A sailor kills a bird of good omen, his destructive act dooms his shipmates and curses him with retelling the tale over and over: So the story of the Ancient Mariner goes. Yet those plot details convey neither the epic nature of Samuel Taylor Coleridge’s poem nor its influence on later writers. Only the poem itself places readers fully in the imaginative realm of the tale, but its late eighteenth-century diction creates a gulf between the poem and contemporary readers. Consequently, one of the challenges of introducing “The Rime of the Ancient Mariner” to millennial students is bridging that gulf. Iron Maiden’s adaptation offers one solution. By eliminating the shifts in the narrative voice and updating the story with contemporary language, their heavy-metal version draws listeners into the story with emphatic rhythms that capture the spirit of the original lines.

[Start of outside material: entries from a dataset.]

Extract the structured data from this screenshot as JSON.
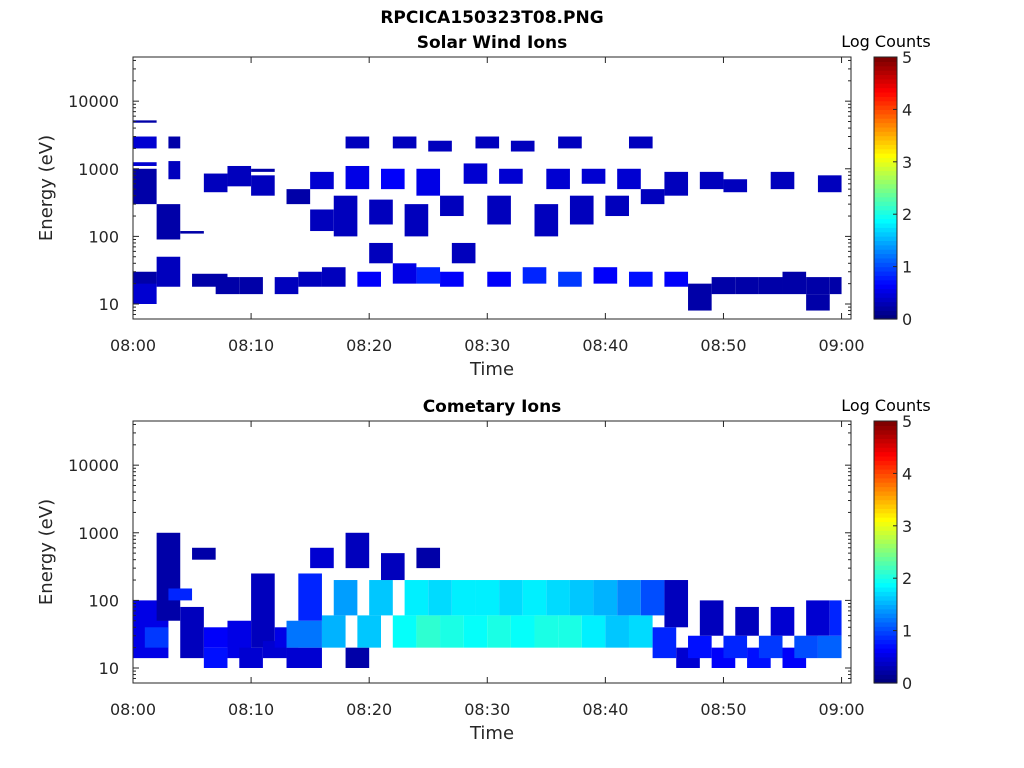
{
  "figure_title": "RPCICA150323T08.PNG",
  "chart_data": [
    {
      "type": "heatmap",
      "title": "Solar Wind Ions",
      "xlabel": "Time",
      "ylabel": "Energy (eV)",
      "x_tick_labels": [
        "08:00",
        "08:10",
        "08:20",
        "08:30",
        "08:40",
        "08:50",
        "09:00"
      ],
      "y_tick_labels": [
        "10",
        "100",
        "1000",
        "10000"
      ],
      "y_scale": "log",
      "ylim": [
        6,
        45000
      ],
      "colorbar_label": "Log Counts",
      "colorbar_ticks": [
        "0",
        "1",
        "2",
        "3",
        "4",
        "5"
      ],
      "clim": [
        0,
        5
      ],
      "colormap": "jet",
      "cells": [
        [
          0,
          2,
          10,
          25,
          0.4
        ],
        [
          0,
          2,
          20,
          30,
          0.2
        ],
        [
          0,
          2,
          300,
          1000,
          0.2
        ],
        [
          0,
          2,
          1100,
          1250,
          0.4
        ],
        [
          0,
          2,
          2000,
          3000,
          0.4
        ],
        [
          0,
          2,
          4800,
          5200,
          0.2
        ],
        [
          2,
          4,
          18,
          50,
          0.3
        ],
        [
          2,
          4,
          90,
          300,
          0.2
        ],
        [
          3,
          4,
          700,
          1300,
          0.3
        ],
        [
          3,
          4,
          2000,
          3000,
          0.2
        ],
        [
          4,
          6,
          110,
          120,
          0.2
        ],
        [
          5,
          8,
          18,
          28,
          0.2
        ],
        [
          6,
          8,
          450,
          850,
          0.3
        ],
        [
          7,
          9,
          14,
          25,
          0.2
        ],
        [
          8,
          10,
          550,
          1100,
          0.3
        ],
        [
          9,
          11,
          14,
          25,
          0.2
        ],
        [
          10,
          12,
          400,
          800,
          0.3
        ],
        [
          10,
          12,
          900,
          1000,
          0.2
        ],
        [
          12,
          14,
          14,
          25,
          0.3
        ],
        [
          13,
          15,
          300,
          500,
          0.2
        ],
        [
          14,
          16,
          18,
          30,
          0.3
        ],
        [
          15,
          17,
          120,
          250,
          0.3
        ],
        [
          15,
          17,
          500,
          900,
          0.4
        ],
        [
          16,
          18,
          18,
          35,
          0.3
        ],
        [
          17,
          19,
          100,
          400,
          0.3
        ],
        [
          18,
          20,
          500,
          1100,
          0.5
        ],
        [
          18,
          20,
          2000,
          3000,
          0.3
        ],
        [
          19,
          21,
          18,
          30,
          0.6
        ],
        [
          20,
          22,
          40,
          80,
          0.3
        ],
        [
          20,
          22,
          150,
          350,
          0.3
        ],
        [
          21,
          23,
          500,
          1000,
          0.6
        ],
        [
          22,
          24,
          20,
          40,
          0.5
        ],
        [
          22,
          24,
          2000,
          3000,
          0.3
        ],
        [
          23,
          25,
          100,
          300,
          0.3
        ],
        [
          24,
          26,
          20,
          35,
          0.8
        ],
        [
          24,
          26,
          400,
          1000,
          0.5
        ],
        [
          25,
          27,
          1800,
          2600,
          0.3
        ],
        [
          26,
          28,
          18,
          30,
          0.6
        ],
        [
          26,
          28,
          200,
          400,
          0.3
        ],
        [
          27,
          29,
          40,
          80,
          0.3
        ],
        [
          28,
          30,
          600,
          1200,
          0.4
        ],
        [
          29,
          31,
          2000,
          3000,
          0.3
        ],
        [
          30,
          32,
          18,
          30,
          0.6
        ],
        [
          30,
          32,
          150,
          400,
          0.3
        ],
        [
          31,
          33,
          600,
          1000,
          0.4
        ],
        [
          32,
          34,
          1800,
          2600,
          0.3
        ],
        [
          33,
          35,
          20,
          35,
          0.8
        ],
        [
          34,
          36,
          100,
          300,
          0.3
        ],
        [
          35,
          37,
          500,
          1000,
          0.4
        ],
        [
          36,
          38,
          18,
          30,
          0.9
        ],
        [
          36,
          38,
          2000,
          3000,
          0.3
        ],
        [
          37,
          39,
          150,
          400,
          0.3
        ],
        [
          38,
          40,
          600,
          1000,
          0.4
        ],
        [
          39,
          41,
          20,
          35,
          0.6
        ],
        [
          40,
          42,
          200,
          400,
          0.3
        ],
        [
          41,
          43,
          500,
          1000,
          0.4
        ],
        [
          42,
          44,
          18,
          30,
          0.7
        ],
        [
          42,
          44,
          2000,
          3000,
          0.3
        ],
        [
          43,
          45,
          300,
          500,
          0.3
        ],
        [
          45,
          47,
          18,
          30,
          0.6
        ],
        [
          45,
          47,
          400,
          900,
          0.3
        ],
        [
          47,
          49,
          8,
          20,
          0.2
        ],
        [
          48,
          50,
          500,
          900,
          0.3
        ],
        [
          49,
          51,
          14,
          25,
          0.2
        ],
        [
          50,
          52,
          450,
          700,
          0.3
        ],
        [
          51,
          53,
          14,
          25,
          0.2
        ],
        [
          53,
          55,
          14,
          25,
          0.2
        ],
        [
          54,
          56,
          500,
          900,
          0.3
        ],
        [
          55,
          57,
          14,
          30,
          0.2
        ],
        [
          57,
          59,
          14,
          25,
          0.2
        ],
        [
          57,
          59,
          8,
          14,
          0.2
        ],
        [
          58,
          60,
          450,
          800,
          0.3
        ],
        [
          59,
          60,
          14,
          25,
          0.2
        ]
      ]
    },
    {
      "type": "heatmap",
      "title": "Cometary Ions",
      "xlabel": "Time",
      "ylabel": "Energy (eV)",
      "x_tick_labels": [
        "08:00",
        "08:10",
        "08:20",
        "08:30",
        "08:40",
        "08:50",
        "09:00"
      ],
      "y_tick_labels": [
        "10",
        "100",
        "1000",
        "10000"
      ],
      "y_scale": "log",
      "ylim": [
        6,
        45000
      ],
      "colorbar_label": "Log Counts",
      "colorbar_ticks": [
        "0",
        "1",
        "2",
        "3",
        "4",
        "5"
      ],
      "clim": [
        0,
        5
      ],
      "colormap": "jet",
      "cells": [
        [
          0,
          3,
          14,
          100,
          0.5
        ],
        [
          1,
          3,
          20,
          40,
          0.9
        ],
        [
          2,
          4,
          50,
          1000,
          0.2
        ],
        [
          3,
          5,
          100,
          150,
          0.8
        ],
        [
          4,
          6,
          14,
          80,
          0.3
        ],
        [
          5,
          7,
          400,
          600,
          0.2
        ],
        [
          6,
          8,
          10,
          20,
          0.7
        ],
        [
          6,
          9,
          20,
          40,
          0.6
        ],
        [
          8,
          10,
          14,
          50,
          0.5
        ],
        [
          9,
          11,
          10,
          20,
          0.4
        ],
        [
          10,
          12,
          20,
          250,
          0.3
        ],
        [
          11,
          13,
          14,
          25,
          0.4
        ],
        [
          12,
          14,
          20,
          40,
          0.5
        ],
        [
          13,
          16,
          10,
          20,
          0.4
        ],
        [
          13,
          16,
          20,
          50,
          1.2
        ],
        [
          14,
          16,
          50,
          250,
          0.8
        ],
        [
          15,
          17,
          300,
          600,
          0.4
        ],
        [
          16,
          18,
          20,
          60,
          1.5
        ],
        [
          17,
          19,
          60,
          200,
          1.4
        ],
        [
          18,
          20,
          10,
          20,
          0.2
        ],
        [
          18,
          20,
          300,
          1000,
          0.3
        ],
        [
          19,
          21,
          20,
          60,
          1.6
        ],
        [
          20,
          22,
          60,
          200,
          1.6
        ],
        [
          21,
          23,
          200,
          500,
          0.3
        ],
        [
          22,
          24,
          20,
          60,
          1.9
        ],
        [
          23,
          25,
          60,
          200,
          1.8
        ],
        [
          24,
          26,
          20,
          60,
          2.1
        ],
        [
          24,
          26,
          300,
          600,
          0.2
        ],
        [
          25,
          27,
          60,
          200,
          1.7
        ],
        [
          26,
          28,
          20,
          60,
          2.0
        ],
        [
          27,
          29,
          60,
          200,
          1.8
        ],
        [
          28,
          30,
          20,
          60,
          1.9
        ],
        [
          29,
          31,
          60,
          200,
          1.8
        ],
        [
          30,
          32,
          20,
          60,
          2.0
        ],
        [
          31,
          33,
          60,
          200,
          1.7
        ],
        [
          32,
          34,
          20,
          60,
          1.9
        ],
        [
          33,
          35,
          60,
          200,
          1.8
        ],
        [
          34,
          36,
          20,
          60,
          2.0
        ],
        [
          35,
          37,
          60,
          200,
          1.7
        ],
        [
          36,
          38,
          20,
          60,
          2.0
        ],
        [
          37,
          39,
          60,
          200,
          1.6
        ],
        [
          38,
          40,
          20,
          60,
          1.8
        ],
        [
          39,
          41,
          60,
          200,
          1.5
        ],
        [
          40,
          42,
          20,
          60,
          1.6
        ],
        [
          41,
          43,
          60,
          200,
          1.3
        ],
        [
          42,
          44,
          20,
          60,
          1.7
        ],
        [
          43,
          45,
          60,
          200,
          1.0
        ],
        [
          44,
          46,
          14,
          40,
          0.8
        ],
        [
          45,
          47,
          40,
          200,
          0.3
        ],
        [
          46,
          48,
          10,
          20,
          0.4
        ],
        [
          47,
          49,
          14,
          30,
          0.7
        ],
        [
          48,
          50,
          30,
          100,
          0.3
        ],
        [
          49,
          51,
          10,
          20,
          0.6
        ],
        [
          50,
          52,
          14,
          30,
          0.8
        ],
        [
          51,
          53,
          30,
          80,
          0.3
        ],
        [
          52,
          54,
          10,
          20,
          0.7
        ],
        [
          53,
          55,
          14,
          30,
          0.9
        ],
        [
          54,
          56,
          30,
          80,
          0.4
        ],
        [
          55,
          57,
          10,
          20,
          0.6
        ],
        [
          56,
          58,
          14,
          30,
          1.0
        ],
        [
          57,
          59,
          30,
          100,
          0.4
        ],
        [
          58,
          60,
          14,
          30,
          1.1
        ],
        [
          59,
          60,
          30,
          100,
          0.8
        ]
      ]
    }
  ]
}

Archaic words, such as “stoppeth” (line 2), have a way of stopping readers in their tracks, calling attention to their temporal distance from the poem. Along with the distancing effect of the language, the shifts from one speaker to another can pose problems for twenty-first century readers. Although the Mariner tells his own story, the first words that he speaks are in the fifth stanza. The four stanzas that precede his first words are voiced alternately by an unnamed narrator and the wedding guest who becomes the Mariner’s captive audience. In prose such shifts are easily navigated with paragraphing and dialogue tags. Most poems, however, lack such signals, and their absence in Coleridge’s poem compounds its difficulty. Not only are some of the words obstacles, it’s not always clear who is speaking them.
Iron Maiden’s adaptation eliminates those issues with updated diction and a consistent narrative voice. Rather than shifting speakers, Iron Maiden’s version presents the tale sung by a single storyteller, not the sailor himself, but a narrator who tells listeners to “[h]ear the rime of the ancient mariner” (1). Those first words of the song, penned by lead singer Bruce Dickinson, form an imperative sentence: a command with the understood subject “you”—“[You] hear the rime . . . ” (1). I am master and commander of this story, Dickinson seems to say, and you will hear it now. Such is the power of the imperative. Rather than leaving the reader questioning, as Coleridge’s first stanzas may, Iron Maiden’s song speaks directly to listeners, taking hold of them with the pull of a powerful tide, drawing them out to sea to witness the Mariner as he kills the albatross and seals his fate.
The nature of that fate, that the Mariner must tell his tale over and over, is effectively emphasized by the song’s repetition. The recurrence of the words “on and on,” which first appear to underscore the length of the voyage (17, 18) are repeated in the last line: “And the tale goes on and on and on” (89). That ending may be more fitting than the original. The “sadder and wiser” (624) listener at the end of Coleridge’s poem also appears in the last verse of the song. But by returning to the retelling of the story, the song’s ending shifts the focus from the wedding guest who hears the story only once to the teller who must tell it over and over.
Making the Mariner’s story more accessible through song is valuable not only as an introduction to the poem but also as a starting point for understanding its influence on later English writers, including Mary Shelley, the second-generation Romantic who featured both images and lines from the poem in her novel Frankenstein. Coleridge’s poem was one of Shelley’s favorites, one that she first encountered as a child when the poet recited it in her father’s study (Karbeiner xiii). Iron Maiden’s version captures the spirit of what Mary Shelley, Coleridge’s fan girl, heard: the epic ballad of an eighteenth-century rock star.
Coleridge, Samuel Taylor. “The Rime of the Ancient Mariner.” The Norton Anthology of British Literature: The Romantic Period. 10th ed. Stephen Greenblatt, General Editor. W. W. Norton, 2017. pp. 448-64.. EMI, 1984.
Iron Maiden. “Rime of the Ancient Mariner.” Power Slave. EMI, 1984.
Karbeiner, Karen. Introduction: “Cursed Tellers, Compelling Tales—The Endurance of Mary Shelley’s Frankenstein.” Frankenstein by Mary Shelley. 1818, 1831. Barnes and Noble, 2003.